We recognize that population requests can be challenging to complete. This document provides a general overview and detailed guidance for each request type.
Please submit all Population Evidence Requests (ERs) before your scheduled Population Gathering Call.
A) Overview
Population requests require two core pieces of evidence.
List of the complete population
Upload the complete, unfiltered dataset for each requested population.
Best practice: Avoid using filters when pulling the data. If filters are necessary, please provide screenshots of the filters so we can understand what was filtered to get to the provided population (see point #2 below for more details).
Supporting evidence that the population is complete & accurate
Completeness & accuracy evidence is important as your auditor needs to gain comfort that the list is “complete” for the review period and “accurate” meaning data within the list is correct, relevant to the ask, and was not modified.
Upload evidence demonstrating how the list was generated. This includes:
Evidence showing the source of the list.
All steps taken to extract or compile the data.
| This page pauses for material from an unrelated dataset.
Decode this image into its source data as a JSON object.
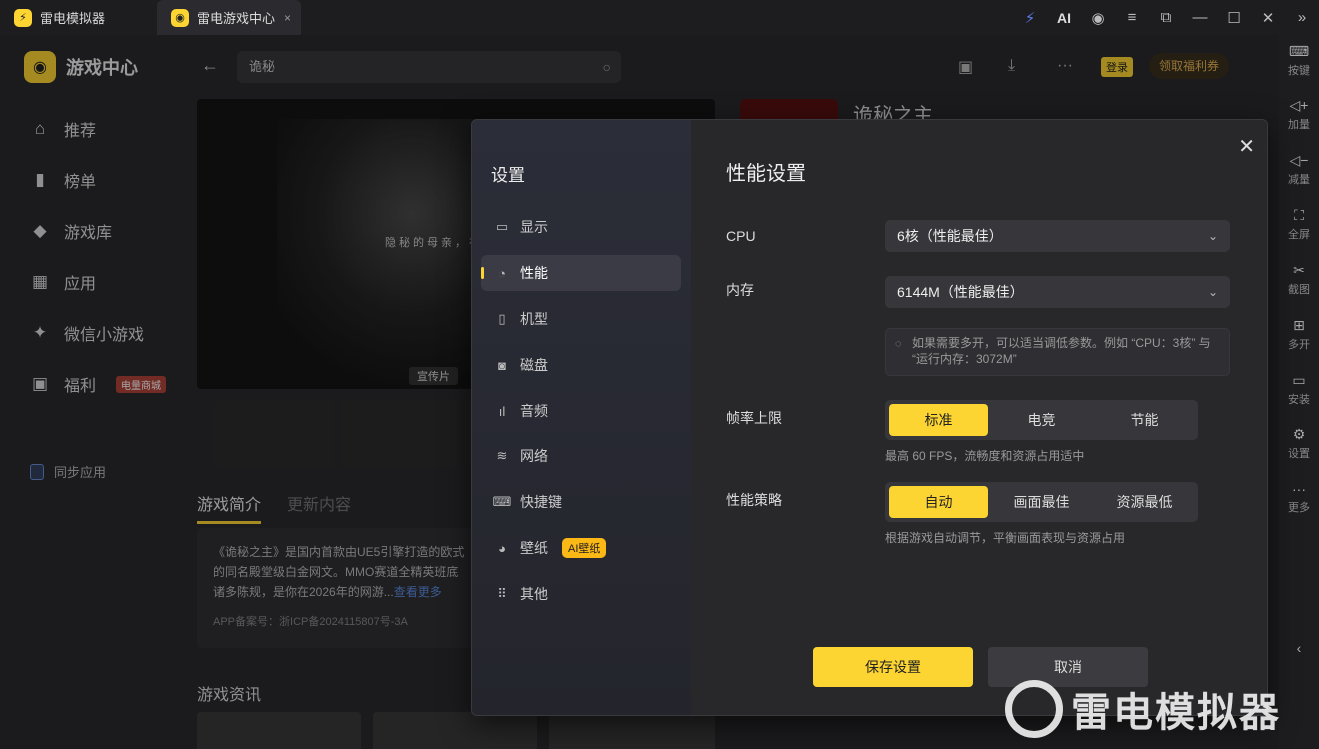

Screenshots or logs of any tools, queries, or filters used in the process.
Note on Thoropass Integrations
Thoropass provides integrations with numerous widely-used vendors to simplify the process of completing population requests. For assistance with enabling integrations or resolving integration issues, please contact your Thoropass CSM.
Below are some of the integrations available:
|
|
|
|
B) Guidance By Request Type
[Population] Employee Lists
If employee list can be generated by an HR system:
List: Upload spreadsheet export.
Supporting Evidence:
Upload screenshots of the full list as it appears in the HR tool.
Upload screenshots of any filters or queries used (e.g., employee status, location, hire/termination dates).
If employee list is tracked manually:
List: Upload manual spreadsheet. The auditor will need to perform additional procedures to validate the population.
Supporting Evidence:
Upload an employee contract signed within the observation period. The auditor will validate that the hire date in the contract matches the hire date in the list. If no employees were hired during the observation period, upload an employee contract from any active employee.
For terminated employee population requests, upload a signed termination or resignation letter if there were any terminations during the observation period.
[Population] Critical Vendors
List: Attach from the Thoropass Vendor module or upload manual spreadsheet All vendors must have a criticality rating (low, medium, high, or critical).
Supporting Evidence
If the list is maintained in the Thoropass Vendor module, no further evidence is required.
Otherwise, upload screenshots/logs of the data source, steps to extract data, and tools, queries, or filters used in the process.
[Population] Software and Infrastructure Changes
List: Upload full list of software and infrastructure changes completed during the observation period.
Note: By ‘software’ changes we mean changes to any in-scope proprietary software/platforms that support your service (e.g production environment impacting releases, features, bug fixes, changes to data processing, and UI changes). ‘Infrastructure’ changes typically include changes to configurations in your CSP hosted environment, servers/virtual instances, networks, operating systems (OS), or firewall rules.
Supporting Evidence:
Upload screenshots/logs of the data source, steps to extract data, and tools, queries, or filters used in the process.
Alternatively, upload screenshots demonstrating that the total count of the provided population aligns with the total count displayed in your change management tool or code repository.
Example: CSV export with 200 rows matches code repository screenshot showing 200 changes in the period.
[Population] Security Incidents
List: Upload spreadsheet of all incidents during the observation period. This could be from a system such as Jira, SharePoint, etc.
Supporting Evidence:
Upload screenshots/logs of the data source, steps to extract data, and tools, queries, or filters used in the process.
If no incidents occurred during the observation period, please provide a screenshot of the incident tracking system confirming that no entries are present.
[Population] Customer Data Deletions (Only applicable for Confidentiality TSC)
List: Upload spreadsheet of all customer data deletions during the observation period.
Supporting Evidence:
Upload screenshots/logs of the data source, steps to extract data, and tools, queries, or filters used in the process.
Explain how customer data is deleted in your organization (i.e. when customer leaves, upon request, or when retention periods are reached).
C) Final Notes
The guidance above is intended to illustrate the types of documentation and evidence we’ll review during the Population Call. This list is not exhaustive, and additional population requests may be required depending on the Trust Services Criteria included in your report.
Preparing this information in advance will help ensure a smooth and efficient review. Please feel free to reach out with any questions or if you need clarification on any specific request. Thank you and looking forward to working with you on your audit!